Pensa alla salute. Quando c’è la salute c’è tutto. Luoghi comuni spiccioli. Potrebbero ancora funzionare, come igiene mentale, nell’economia odierna, che medicalizza gli oggetti di uso quotidiano, dalle scarpe allo smalto per unghie, creando finte patologie a scopo estorsione, e sdrammatizza le malattie serie, se non sono avallate da un portafogli obeso.
Quelli che credono di aver trovado la serenità si disanimerranno quando vedranno le disgrazie degli altri.
La pazzia dicono non abbia tempo, ma provate a chiedere ad un folle se le menti sane non siano state pazze un tempo, tra elettrochoc, polsi legati ai letti, secchiate d’acqua fredda improvvise e la luce del sole vista attraverso le sbarre.
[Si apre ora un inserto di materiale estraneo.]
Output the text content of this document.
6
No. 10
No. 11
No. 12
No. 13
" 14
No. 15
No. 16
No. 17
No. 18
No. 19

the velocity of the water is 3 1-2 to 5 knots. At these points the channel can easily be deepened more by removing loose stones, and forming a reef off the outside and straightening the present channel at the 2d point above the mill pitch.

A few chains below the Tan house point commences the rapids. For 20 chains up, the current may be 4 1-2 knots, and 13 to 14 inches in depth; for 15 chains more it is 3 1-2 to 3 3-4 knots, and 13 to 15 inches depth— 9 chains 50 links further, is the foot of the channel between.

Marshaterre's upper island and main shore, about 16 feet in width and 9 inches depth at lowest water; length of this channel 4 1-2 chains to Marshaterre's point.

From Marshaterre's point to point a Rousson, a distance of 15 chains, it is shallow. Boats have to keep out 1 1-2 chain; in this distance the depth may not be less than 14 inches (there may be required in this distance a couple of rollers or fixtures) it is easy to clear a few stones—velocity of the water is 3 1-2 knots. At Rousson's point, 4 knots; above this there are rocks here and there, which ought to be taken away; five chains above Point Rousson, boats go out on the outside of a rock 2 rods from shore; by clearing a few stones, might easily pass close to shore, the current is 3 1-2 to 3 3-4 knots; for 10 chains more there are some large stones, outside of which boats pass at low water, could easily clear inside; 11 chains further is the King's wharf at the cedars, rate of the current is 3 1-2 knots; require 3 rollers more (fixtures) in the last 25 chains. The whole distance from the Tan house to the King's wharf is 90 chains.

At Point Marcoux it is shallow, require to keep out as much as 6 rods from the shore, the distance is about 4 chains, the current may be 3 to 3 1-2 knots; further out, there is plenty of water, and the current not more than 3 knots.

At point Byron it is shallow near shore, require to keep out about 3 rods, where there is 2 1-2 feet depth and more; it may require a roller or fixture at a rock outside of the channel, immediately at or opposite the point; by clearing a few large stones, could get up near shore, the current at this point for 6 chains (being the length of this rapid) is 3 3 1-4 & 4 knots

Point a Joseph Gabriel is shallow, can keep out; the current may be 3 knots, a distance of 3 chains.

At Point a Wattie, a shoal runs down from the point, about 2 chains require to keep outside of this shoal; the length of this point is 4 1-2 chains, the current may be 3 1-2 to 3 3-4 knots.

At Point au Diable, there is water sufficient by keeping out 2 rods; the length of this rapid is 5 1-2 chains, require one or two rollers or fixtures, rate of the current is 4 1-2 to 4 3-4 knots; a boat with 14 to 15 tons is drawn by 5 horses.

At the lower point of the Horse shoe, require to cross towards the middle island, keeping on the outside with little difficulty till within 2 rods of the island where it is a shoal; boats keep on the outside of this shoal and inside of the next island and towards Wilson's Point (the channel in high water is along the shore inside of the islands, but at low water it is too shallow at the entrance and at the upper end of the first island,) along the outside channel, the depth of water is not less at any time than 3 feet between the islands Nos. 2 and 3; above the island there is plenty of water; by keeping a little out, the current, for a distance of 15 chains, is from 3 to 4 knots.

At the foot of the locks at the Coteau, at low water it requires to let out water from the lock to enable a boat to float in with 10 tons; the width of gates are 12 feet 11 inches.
Provate a chiedere a quel folle quante menti sane ha conosciuto e dove vivesse la loro pazzia. Dentro ad un manicomio con mura e sbarre innalzate da quelle menti, che hanno decretato che a essere pazzo fosse quel folle.
La medicina alternativa? Infondere coraggio in un momento di difficoltà.
Scienza, tecnologia, medicina, salute. Un altro fronte dove si gioca la credibilità delle istituzioni, a tutti i livelli, soprattutto internazionali. L’unica tradizione che andrebbe riesumata, perché morta e sepolta, è quella che insegnava a prendere sul serio la “mortalità dell’uomo”, per garantirne la vitalità, e su questo principio basava la medicina.